Laxamana’s storytelling was good. It has all the Filipino horror essentials that makes us rattle – scary looking characters, a lot of gooey liquid we watched while growing up, suspense sound effects, and disturbing background stories. He also showed different old albularyo rites which is a good point considering that the healing of faith healers have evolved. With effort a lot of effort, the film still does not pass as a horror movie because it lacks something else. Let’s face the fact that it would take more than all the horror film essentials combined to scare today’s audience. The movie was also patterned from previous Filipino horror movies which makes it easy to predict what will happen next.
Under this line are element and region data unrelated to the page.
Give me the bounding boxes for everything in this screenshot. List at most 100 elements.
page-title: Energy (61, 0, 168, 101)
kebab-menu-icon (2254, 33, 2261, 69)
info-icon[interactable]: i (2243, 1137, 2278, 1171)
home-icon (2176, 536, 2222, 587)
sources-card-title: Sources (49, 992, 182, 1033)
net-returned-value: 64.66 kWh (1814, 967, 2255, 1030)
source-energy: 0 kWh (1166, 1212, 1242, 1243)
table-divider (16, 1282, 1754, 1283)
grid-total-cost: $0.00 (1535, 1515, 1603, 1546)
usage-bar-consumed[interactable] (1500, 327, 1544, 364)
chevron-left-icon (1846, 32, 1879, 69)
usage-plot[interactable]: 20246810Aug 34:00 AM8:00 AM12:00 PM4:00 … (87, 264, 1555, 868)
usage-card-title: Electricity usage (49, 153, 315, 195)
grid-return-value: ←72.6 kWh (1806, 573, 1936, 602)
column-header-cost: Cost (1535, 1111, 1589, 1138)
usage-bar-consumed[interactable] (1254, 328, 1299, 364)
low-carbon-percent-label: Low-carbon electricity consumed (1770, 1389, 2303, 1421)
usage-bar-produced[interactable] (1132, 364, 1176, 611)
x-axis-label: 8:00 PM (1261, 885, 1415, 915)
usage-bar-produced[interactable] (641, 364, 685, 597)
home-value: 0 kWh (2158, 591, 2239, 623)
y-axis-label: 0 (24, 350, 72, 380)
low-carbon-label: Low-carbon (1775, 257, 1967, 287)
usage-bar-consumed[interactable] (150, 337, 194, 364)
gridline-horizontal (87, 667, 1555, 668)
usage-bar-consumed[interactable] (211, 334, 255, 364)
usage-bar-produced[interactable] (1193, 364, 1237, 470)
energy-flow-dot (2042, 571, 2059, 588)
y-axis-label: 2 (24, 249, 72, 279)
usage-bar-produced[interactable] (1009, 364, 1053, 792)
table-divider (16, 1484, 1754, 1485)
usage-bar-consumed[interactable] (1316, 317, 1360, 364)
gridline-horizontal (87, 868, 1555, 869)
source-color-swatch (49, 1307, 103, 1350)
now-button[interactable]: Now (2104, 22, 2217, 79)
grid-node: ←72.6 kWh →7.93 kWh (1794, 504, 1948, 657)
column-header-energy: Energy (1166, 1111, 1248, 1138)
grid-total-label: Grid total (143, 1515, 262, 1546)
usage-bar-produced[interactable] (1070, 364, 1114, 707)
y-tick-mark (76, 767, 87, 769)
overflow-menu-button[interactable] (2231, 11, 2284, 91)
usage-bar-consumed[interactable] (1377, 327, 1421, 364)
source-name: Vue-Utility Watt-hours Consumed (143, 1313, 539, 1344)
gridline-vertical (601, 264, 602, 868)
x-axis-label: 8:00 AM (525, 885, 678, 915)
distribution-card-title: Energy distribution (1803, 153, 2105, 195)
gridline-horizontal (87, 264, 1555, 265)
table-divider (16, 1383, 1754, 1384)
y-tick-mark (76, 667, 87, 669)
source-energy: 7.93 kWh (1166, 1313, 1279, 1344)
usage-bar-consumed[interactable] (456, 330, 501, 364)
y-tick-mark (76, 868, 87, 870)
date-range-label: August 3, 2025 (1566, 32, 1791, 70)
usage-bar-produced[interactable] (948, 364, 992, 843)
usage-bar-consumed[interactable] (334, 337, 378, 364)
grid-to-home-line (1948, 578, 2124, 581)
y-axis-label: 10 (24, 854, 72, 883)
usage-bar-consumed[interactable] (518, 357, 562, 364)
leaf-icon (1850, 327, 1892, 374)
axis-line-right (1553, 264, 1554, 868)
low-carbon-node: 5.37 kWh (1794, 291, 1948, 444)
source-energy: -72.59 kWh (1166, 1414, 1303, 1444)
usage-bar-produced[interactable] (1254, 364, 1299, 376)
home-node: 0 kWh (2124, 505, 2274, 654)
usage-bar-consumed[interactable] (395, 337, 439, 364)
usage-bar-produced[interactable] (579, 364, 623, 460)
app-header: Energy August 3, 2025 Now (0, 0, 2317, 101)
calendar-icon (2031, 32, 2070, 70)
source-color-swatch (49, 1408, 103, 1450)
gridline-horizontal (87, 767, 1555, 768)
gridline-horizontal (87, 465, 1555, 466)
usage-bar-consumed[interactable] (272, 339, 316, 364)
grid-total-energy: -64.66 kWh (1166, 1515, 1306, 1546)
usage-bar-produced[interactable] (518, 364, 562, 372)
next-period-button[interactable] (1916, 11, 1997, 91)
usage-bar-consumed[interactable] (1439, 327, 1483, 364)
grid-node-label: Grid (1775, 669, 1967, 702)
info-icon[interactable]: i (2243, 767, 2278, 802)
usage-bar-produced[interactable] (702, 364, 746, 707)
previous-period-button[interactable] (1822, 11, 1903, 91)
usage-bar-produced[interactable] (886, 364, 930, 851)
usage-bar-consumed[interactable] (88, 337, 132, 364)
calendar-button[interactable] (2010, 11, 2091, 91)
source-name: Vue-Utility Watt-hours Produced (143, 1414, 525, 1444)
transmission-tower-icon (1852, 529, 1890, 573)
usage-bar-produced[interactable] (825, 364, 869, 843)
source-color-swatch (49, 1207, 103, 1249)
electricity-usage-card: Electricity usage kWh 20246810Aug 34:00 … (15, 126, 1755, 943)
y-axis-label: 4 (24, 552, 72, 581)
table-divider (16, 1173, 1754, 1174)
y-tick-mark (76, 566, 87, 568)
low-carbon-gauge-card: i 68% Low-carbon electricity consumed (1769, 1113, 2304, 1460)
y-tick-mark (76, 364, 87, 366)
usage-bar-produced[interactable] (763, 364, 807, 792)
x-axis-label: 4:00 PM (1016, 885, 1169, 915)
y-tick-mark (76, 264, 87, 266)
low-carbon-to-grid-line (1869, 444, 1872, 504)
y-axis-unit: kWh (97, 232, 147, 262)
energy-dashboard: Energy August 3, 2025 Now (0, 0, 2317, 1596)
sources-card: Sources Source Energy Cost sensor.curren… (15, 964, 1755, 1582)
The characters are so stereotyped that you would not be surprise if they make a stupid decision along in the movie.
Yet, we cannot let Laxamana’s efforts to still make the movie entertaining unrecognizable. From time to time, you will find yourself liking a scene because of its humour and wit. This shows that the director knows the limitation and lapses of the film, and tries to fill it with something else.
Kudos to the team for producing this film, but I still think audience should just wait for it to be shown on television.